"Microstar" s'empare d'un sujet contemporain : celui des influenceurs, de la quête permanente de visibilité et de cette illusion de réussite entretenue par les réseaux sociaux. Léopold Kraus dresse le portrait d'une génération qui rêve de célébrité autant que de sens. Gabriel Rose, influenceur beauté sans le sou, aspire avant tout à devenir comédien. Après une succession de castings ratés, il se retrouve propulsé dans le milieu très fermé de la jeunesse dorée parisienne grâce à un projet de marque de bijoux. En parallèle, sa rencontre avec une jeune chercheuse en écologie l'oblige à questionner ses choix de vie et l'image qu'il renvoie. Abraham Wapler porte le film avec beaucoup de naturel. Son physique rappelle d'ailleurs souvent celui d'Orelsan, ce qui renforce le côté désabusé et maladroit de son personnage. Malheureusement, le scénario hésite constamment entre satire sociale, chronique générationnelle ou romance. Aucune de ces pistes n'est véritablement menée jusqu'au bout.
De jeunes acteurs pour un scénario manifestement écrit aussi pour drainer dans les salles la Génération Z (14 – 29 ans aujourd’hui). C’est sans doute parce que je ne suis pas de cette génération que je n’ai pas trop goûté à cette comédie romance. J’ai simplement apprécié le joli minois de Raïka Hazanavicius (un nom de famille qui compte dans le cinéma). Et aussi l’étonnement autour d’un Félix Lefebvre – même génération de jeunes acteurs – parfait sosie de François Civil qui nous dit-on avait refusé le rôle. Génial, audacieux, osant évoquer sans filtre la sexualité des jeunes adultes (oh oui...) nous disent les critiques conquis. Je le suis moins.

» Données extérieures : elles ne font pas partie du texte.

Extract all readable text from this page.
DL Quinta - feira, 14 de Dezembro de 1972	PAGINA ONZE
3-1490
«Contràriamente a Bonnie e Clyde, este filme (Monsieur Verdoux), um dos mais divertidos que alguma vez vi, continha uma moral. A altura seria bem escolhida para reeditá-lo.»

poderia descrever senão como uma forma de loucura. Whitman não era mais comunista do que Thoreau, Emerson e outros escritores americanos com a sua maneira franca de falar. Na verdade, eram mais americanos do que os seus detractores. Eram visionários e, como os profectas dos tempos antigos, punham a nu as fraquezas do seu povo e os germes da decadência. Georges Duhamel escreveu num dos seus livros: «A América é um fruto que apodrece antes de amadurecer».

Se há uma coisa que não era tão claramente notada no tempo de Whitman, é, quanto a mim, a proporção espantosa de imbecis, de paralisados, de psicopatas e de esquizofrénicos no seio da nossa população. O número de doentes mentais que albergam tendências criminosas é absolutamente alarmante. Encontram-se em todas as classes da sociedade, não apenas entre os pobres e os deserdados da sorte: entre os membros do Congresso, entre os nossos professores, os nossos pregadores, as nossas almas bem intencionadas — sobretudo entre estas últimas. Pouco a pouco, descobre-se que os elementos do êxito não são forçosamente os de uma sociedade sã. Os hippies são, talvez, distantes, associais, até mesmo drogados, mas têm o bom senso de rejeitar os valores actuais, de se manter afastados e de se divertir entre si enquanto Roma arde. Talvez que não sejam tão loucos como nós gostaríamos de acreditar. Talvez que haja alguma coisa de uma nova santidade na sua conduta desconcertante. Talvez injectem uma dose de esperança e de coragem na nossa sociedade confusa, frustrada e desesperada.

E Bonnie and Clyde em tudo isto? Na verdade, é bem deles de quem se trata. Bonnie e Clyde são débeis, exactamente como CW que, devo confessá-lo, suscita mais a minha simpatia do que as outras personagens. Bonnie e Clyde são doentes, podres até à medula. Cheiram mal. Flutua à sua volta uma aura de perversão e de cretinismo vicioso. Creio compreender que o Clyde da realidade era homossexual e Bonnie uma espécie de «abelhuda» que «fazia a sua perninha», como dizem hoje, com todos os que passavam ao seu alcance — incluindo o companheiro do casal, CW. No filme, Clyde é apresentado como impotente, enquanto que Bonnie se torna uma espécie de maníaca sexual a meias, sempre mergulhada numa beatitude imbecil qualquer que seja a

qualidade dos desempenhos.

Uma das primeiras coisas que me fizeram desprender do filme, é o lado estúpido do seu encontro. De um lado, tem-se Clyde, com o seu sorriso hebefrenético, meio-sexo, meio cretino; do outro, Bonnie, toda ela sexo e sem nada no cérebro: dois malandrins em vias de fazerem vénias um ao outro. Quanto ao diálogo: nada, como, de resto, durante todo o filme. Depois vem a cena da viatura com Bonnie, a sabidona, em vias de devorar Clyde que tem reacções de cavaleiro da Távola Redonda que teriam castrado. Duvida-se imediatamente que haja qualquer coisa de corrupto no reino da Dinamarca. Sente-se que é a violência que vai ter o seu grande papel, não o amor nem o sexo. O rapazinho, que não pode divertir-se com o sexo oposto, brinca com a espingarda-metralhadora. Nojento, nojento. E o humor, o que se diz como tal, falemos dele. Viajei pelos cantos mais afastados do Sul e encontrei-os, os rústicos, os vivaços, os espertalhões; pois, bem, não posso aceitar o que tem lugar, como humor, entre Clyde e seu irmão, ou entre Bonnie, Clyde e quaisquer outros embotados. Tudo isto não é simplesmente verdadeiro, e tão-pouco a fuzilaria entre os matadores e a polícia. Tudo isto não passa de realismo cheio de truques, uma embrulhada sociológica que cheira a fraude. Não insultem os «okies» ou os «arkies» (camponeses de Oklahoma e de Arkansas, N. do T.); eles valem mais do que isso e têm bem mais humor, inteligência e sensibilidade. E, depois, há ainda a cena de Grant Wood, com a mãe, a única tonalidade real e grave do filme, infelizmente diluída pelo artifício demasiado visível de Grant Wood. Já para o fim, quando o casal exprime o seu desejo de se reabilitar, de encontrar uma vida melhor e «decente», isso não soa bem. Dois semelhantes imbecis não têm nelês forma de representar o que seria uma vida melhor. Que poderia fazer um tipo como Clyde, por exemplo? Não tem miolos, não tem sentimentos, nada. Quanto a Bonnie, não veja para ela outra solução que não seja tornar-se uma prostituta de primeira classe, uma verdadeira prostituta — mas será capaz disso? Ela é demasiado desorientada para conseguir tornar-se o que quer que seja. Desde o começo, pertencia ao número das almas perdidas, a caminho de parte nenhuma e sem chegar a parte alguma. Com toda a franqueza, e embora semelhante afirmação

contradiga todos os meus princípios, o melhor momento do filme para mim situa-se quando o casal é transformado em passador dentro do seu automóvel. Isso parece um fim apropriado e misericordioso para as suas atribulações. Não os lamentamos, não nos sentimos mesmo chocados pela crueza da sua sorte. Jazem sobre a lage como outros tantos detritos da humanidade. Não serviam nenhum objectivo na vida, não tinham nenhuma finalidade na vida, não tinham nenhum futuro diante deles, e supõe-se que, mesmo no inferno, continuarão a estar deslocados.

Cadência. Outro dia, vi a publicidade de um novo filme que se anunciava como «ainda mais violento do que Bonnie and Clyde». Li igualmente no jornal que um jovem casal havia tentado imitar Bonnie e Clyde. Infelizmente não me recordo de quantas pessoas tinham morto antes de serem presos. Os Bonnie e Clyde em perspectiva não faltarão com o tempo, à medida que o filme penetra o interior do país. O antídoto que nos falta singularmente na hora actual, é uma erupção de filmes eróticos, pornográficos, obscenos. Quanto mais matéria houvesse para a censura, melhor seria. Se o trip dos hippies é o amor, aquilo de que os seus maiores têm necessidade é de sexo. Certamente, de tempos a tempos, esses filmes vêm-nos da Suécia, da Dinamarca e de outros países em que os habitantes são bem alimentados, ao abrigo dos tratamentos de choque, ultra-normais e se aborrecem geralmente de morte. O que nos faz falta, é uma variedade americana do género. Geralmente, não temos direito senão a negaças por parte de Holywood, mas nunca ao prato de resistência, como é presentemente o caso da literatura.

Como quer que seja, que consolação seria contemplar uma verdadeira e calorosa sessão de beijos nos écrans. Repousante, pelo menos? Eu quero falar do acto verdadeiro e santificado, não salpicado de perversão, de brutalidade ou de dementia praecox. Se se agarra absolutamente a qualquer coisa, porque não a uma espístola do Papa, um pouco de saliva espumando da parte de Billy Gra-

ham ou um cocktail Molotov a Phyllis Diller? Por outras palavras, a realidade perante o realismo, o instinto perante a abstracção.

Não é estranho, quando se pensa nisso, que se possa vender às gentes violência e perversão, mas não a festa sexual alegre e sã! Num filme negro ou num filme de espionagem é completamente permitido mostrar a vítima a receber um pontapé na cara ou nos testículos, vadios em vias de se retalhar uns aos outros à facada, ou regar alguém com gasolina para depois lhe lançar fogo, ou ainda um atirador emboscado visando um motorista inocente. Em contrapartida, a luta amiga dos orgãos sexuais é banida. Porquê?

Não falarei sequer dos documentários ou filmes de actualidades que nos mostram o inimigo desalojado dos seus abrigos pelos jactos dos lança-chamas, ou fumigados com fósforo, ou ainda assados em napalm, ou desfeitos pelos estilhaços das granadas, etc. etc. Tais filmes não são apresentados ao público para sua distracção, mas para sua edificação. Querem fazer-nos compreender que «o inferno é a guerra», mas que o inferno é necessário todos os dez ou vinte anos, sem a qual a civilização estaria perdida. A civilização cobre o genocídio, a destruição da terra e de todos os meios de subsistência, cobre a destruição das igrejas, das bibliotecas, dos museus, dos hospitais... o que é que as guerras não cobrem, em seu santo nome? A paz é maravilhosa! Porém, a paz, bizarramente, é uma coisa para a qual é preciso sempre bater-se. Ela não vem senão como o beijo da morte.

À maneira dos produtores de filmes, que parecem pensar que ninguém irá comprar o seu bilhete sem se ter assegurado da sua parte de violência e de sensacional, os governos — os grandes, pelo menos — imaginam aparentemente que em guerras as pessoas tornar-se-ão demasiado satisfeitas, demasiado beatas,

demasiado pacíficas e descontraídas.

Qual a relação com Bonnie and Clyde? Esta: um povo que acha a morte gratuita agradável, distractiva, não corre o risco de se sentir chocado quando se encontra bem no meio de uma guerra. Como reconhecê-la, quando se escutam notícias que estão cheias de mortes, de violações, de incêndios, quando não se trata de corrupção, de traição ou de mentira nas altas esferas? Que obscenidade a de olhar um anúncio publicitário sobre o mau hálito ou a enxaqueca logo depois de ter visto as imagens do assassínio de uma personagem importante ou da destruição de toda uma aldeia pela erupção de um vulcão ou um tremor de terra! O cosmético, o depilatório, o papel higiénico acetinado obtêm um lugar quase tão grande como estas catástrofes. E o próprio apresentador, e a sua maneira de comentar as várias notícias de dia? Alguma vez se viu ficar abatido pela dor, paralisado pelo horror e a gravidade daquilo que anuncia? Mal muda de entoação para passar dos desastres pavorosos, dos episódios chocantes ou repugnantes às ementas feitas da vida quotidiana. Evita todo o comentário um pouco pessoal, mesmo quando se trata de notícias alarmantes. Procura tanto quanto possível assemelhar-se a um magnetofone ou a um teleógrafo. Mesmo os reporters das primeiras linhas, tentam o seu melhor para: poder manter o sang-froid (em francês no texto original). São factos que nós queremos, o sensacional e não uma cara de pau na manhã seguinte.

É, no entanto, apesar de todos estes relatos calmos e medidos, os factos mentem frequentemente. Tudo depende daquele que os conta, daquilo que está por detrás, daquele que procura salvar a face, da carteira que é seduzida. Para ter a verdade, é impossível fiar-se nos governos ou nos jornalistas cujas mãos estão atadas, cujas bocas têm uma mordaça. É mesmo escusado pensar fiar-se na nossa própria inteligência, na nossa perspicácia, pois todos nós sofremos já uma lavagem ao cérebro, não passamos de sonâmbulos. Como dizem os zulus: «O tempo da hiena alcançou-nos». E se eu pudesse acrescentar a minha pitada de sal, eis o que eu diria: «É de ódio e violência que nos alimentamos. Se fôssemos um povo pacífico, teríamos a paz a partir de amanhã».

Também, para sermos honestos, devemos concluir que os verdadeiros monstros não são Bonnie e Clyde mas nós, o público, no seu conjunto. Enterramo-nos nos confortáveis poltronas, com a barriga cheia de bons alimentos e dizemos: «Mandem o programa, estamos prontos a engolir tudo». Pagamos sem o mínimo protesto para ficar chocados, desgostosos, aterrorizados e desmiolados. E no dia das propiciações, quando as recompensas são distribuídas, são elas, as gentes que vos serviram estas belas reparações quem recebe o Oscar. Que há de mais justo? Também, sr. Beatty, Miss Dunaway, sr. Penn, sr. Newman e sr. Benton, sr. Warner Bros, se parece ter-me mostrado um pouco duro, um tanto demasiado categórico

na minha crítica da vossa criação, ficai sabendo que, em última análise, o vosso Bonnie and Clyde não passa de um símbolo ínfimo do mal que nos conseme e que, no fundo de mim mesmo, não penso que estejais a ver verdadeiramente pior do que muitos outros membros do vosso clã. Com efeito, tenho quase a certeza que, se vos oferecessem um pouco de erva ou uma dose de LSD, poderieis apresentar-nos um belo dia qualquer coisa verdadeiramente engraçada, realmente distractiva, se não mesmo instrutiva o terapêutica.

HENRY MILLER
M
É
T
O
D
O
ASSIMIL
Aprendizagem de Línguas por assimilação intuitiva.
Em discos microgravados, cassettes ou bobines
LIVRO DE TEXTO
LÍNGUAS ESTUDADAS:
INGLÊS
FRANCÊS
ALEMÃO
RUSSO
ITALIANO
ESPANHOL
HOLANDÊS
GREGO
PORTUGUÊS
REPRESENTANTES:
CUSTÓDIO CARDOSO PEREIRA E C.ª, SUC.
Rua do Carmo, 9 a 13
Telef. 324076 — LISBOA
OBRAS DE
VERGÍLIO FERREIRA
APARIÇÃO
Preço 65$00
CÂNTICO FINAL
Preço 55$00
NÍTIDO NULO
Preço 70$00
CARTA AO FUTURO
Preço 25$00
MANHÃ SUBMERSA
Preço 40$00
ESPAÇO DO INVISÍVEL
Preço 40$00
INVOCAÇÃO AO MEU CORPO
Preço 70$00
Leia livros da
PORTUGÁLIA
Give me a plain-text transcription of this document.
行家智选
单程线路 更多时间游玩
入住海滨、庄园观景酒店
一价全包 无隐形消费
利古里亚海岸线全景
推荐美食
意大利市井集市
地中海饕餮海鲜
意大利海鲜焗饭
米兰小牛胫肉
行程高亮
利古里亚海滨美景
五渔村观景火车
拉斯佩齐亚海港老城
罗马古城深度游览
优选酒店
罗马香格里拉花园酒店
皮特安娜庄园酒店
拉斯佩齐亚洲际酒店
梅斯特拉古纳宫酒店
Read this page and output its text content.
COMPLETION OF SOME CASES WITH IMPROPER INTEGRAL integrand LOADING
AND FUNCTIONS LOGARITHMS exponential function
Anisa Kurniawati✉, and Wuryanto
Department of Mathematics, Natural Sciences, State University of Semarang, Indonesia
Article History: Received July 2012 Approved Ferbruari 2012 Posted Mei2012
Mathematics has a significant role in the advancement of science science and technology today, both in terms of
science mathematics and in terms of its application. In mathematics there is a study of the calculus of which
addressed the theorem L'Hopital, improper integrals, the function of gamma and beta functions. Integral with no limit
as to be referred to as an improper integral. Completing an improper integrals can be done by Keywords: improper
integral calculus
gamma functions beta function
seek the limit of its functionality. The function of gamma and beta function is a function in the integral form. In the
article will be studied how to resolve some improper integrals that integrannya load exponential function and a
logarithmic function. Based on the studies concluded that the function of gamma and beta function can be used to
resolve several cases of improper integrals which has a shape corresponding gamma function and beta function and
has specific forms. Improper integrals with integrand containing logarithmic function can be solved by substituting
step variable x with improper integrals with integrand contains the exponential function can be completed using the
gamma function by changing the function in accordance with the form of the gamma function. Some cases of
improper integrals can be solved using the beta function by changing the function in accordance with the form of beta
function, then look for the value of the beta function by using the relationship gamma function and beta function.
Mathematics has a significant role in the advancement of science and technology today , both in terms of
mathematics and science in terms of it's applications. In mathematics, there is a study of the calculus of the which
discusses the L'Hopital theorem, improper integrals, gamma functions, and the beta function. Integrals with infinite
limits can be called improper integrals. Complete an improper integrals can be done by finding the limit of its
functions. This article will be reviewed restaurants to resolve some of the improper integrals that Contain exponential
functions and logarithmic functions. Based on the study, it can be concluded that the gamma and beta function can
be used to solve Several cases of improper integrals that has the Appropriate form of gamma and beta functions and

Dans ce film, le réalisateur dont c’est le premier long-métrage suit la vie plutôt chaotique d’un jeune apprenti acteur qui cherche sa voie pour réussir dans sa vie professionnelle et personnelle. Bien réalisé et également bien interprété par Félix LEFEBVRE, ce film m’a paru tout de même assez moyen et n’apporte rien de nouveau sur ce sujet souvent traité au cinéma.
Bernard CORIC (Film visionné le 16/06/2026 en projection de presse au Club 13 à PARIS)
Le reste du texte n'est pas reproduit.